To decide which pieces of information are worth storing, the neural memory model uses the concept of “surprise.” The more a sequence of signals differs from the type of information stored in the model's weights and existing memory, the more remarkable it is and therefore the worth remembering. This allows the model to make efficient use of its limited memory and only store bits of data that add useful information to what the model already knows.

To handle very long data sequences, the neural memory module has an adaptive memory mechanism that allows it to remove information that is no longer needed, which helps manage the limited memory capacity.

The memory model can complement the attention mechanism of the current transformation models, which the researchers describe as “short-term memory models, serving the size of the current context window.” On the other hand, our neural memory with the ability to continuously learn from data and store it in its weights can play the role of long-term memory. “

A titan of architecture

Example of Titan architecture (source: arXiv)

The researchers describe Titans as a family of modules that include customizable transformation blocks with neural memory modules. The model has three main components: the “core” module, which acts as short-term memory and uses the classical attention mechanism to attend to the current category of input signals that the model processing; a “long-term memory” model, which uses a neural memory architecture to store information outside of the current context; and “continuous memory” model, the learning parameters that remain fixed after training and store independent knowledge from time to time.

The researchers suggest different ways to connect the three parts. But in general, the main advantage of this architecture is to allow the attention and memory models to complement each other. For example, the attentional sequences can use the historical and current context to determine which parts of the current context window should be stored in long-term memory. At the same time, long-term memory provides historical knowledge that is not present in the current attentional context.

The researchers conducted small tests of Titan models, between 170 million and 760 million parameters, on a wide range of tasks, including language modeling and language tasks with long sequences.

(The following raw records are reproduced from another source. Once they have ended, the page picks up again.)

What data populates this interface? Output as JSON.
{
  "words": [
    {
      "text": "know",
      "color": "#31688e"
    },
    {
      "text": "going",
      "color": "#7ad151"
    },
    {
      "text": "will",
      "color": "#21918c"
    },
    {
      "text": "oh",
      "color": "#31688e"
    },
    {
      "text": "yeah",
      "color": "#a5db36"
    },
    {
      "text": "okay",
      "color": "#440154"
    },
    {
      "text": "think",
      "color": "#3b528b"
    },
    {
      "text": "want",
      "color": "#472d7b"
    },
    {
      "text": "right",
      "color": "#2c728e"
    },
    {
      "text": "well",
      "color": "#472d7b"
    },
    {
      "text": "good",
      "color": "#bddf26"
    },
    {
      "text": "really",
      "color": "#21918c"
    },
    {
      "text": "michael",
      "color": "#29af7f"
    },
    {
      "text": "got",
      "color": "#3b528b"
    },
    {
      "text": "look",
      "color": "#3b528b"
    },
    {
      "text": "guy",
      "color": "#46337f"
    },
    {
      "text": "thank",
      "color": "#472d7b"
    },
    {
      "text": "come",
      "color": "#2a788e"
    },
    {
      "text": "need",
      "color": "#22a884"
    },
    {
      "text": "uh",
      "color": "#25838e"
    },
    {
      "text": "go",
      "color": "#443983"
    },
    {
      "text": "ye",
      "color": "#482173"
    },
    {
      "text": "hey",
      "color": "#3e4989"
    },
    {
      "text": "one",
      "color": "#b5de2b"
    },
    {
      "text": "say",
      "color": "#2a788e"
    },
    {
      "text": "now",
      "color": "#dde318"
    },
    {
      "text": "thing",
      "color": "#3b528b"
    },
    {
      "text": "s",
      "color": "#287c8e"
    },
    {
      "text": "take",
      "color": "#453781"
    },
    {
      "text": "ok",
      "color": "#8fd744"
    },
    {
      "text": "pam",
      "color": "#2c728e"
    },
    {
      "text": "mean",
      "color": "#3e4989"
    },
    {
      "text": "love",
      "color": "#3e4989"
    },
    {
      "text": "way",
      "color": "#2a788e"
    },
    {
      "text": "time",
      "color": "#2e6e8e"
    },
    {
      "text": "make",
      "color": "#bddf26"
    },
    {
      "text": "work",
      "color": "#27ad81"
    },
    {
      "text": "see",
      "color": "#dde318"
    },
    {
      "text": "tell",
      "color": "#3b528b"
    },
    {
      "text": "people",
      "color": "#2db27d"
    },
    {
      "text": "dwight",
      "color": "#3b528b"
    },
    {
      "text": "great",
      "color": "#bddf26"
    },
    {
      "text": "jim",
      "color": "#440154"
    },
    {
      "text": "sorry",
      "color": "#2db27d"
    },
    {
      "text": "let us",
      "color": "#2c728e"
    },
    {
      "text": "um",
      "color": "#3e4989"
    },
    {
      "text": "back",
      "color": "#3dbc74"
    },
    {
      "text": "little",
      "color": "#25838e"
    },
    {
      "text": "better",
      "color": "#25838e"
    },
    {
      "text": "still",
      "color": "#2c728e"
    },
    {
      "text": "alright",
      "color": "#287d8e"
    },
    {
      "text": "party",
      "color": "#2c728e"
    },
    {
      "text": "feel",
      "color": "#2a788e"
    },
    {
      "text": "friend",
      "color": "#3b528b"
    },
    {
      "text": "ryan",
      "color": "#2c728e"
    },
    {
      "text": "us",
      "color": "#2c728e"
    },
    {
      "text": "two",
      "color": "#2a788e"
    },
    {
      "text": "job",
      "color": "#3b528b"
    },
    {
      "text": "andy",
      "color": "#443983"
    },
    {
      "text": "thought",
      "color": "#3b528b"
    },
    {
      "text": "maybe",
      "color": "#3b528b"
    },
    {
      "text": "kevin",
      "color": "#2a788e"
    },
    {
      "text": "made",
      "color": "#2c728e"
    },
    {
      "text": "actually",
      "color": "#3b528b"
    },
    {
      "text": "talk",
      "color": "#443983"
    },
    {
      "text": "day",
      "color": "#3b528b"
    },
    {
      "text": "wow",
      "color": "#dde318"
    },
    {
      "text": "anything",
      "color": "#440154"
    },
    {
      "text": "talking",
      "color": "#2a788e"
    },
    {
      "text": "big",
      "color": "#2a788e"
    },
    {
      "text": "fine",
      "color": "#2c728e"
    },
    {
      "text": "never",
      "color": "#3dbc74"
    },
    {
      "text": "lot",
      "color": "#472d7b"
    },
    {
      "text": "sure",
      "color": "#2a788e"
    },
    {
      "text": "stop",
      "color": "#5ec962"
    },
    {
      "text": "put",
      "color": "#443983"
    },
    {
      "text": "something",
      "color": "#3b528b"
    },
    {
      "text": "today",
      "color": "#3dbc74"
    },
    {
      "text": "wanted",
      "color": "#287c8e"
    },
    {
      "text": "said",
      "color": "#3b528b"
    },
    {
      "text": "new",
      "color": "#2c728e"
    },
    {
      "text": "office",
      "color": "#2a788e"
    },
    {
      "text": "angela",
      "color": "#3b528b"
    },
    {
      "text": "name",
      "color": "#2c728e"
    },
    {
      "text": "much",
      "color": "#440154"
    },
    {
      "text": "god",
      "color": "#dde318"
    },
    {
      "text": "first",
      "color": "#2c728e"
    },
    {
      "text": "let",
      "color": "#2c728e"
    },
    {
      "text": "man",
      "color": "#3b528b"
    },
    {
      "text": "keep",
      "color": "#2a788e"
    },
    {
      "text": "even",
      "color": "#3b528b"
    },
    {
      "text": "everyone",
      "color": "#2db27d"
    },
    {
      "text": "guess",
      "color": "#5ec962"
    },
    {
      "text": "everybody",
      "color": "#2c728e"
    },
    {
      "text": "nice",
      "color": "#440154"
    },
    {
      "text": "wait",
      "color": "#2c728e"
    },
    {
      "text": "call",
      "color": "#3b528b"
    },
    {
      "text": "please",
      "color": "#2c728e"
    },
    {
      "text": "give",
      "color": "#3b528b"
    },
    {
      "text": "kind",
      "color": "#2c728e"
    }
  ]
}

They compared the performance of Titans with different transformer-based models, such as linear models Mamba and hybrid models such as Samba.

Titans (red line) outperforms other models, including GPT-4, on long-range tasks in low image and tuning conditions (source: arXiv)

Titans showed strong performance in language modeling compared to other models and outperformed both transformational and linear models of similar sizes.

The performance difference is especially noticeable in tasks on long strings, such as “a needle in a haystack,” where the model must retrieve pieces of information from a very long sequence, and BABYLONwhere the model must reason over facts spread over very long documents. In fact, in these tasks, Titan performed better than models with orders of magnitude more parameters, including GPT-4 and GPT-4o-miniand a Llama-3 model enhanced by amplification-based generation (RAG).

In addition, the researchers were able to expand the context window of Titans up to 2 million tokens while maintaining memory costs at a low level.

There is still a need to test the models at larger sizes, but the results of the paper show that the researchers have not yet reached the peak of Titans' potential.

What does it mean for enterprise applications?

With Google being leading in long context modelswe can expect this method to find its way to private and open models such as Gemini and Gemma.

With LLMs supporting longer context windows, there is increasing potential to create applications where you squeeze new knowledge into your prompt instead of using methods such as RAG. The development cycle for developing and reporting across rapidly established applications is much faster than complex RAG pipelines. At the same time, architectures like Titans can help reduce decision costs for very long queues, making it possible for companies to use LLM applications for more use cases.

Google plans to release PyTorch and JAX code for training and evaluating Titans models.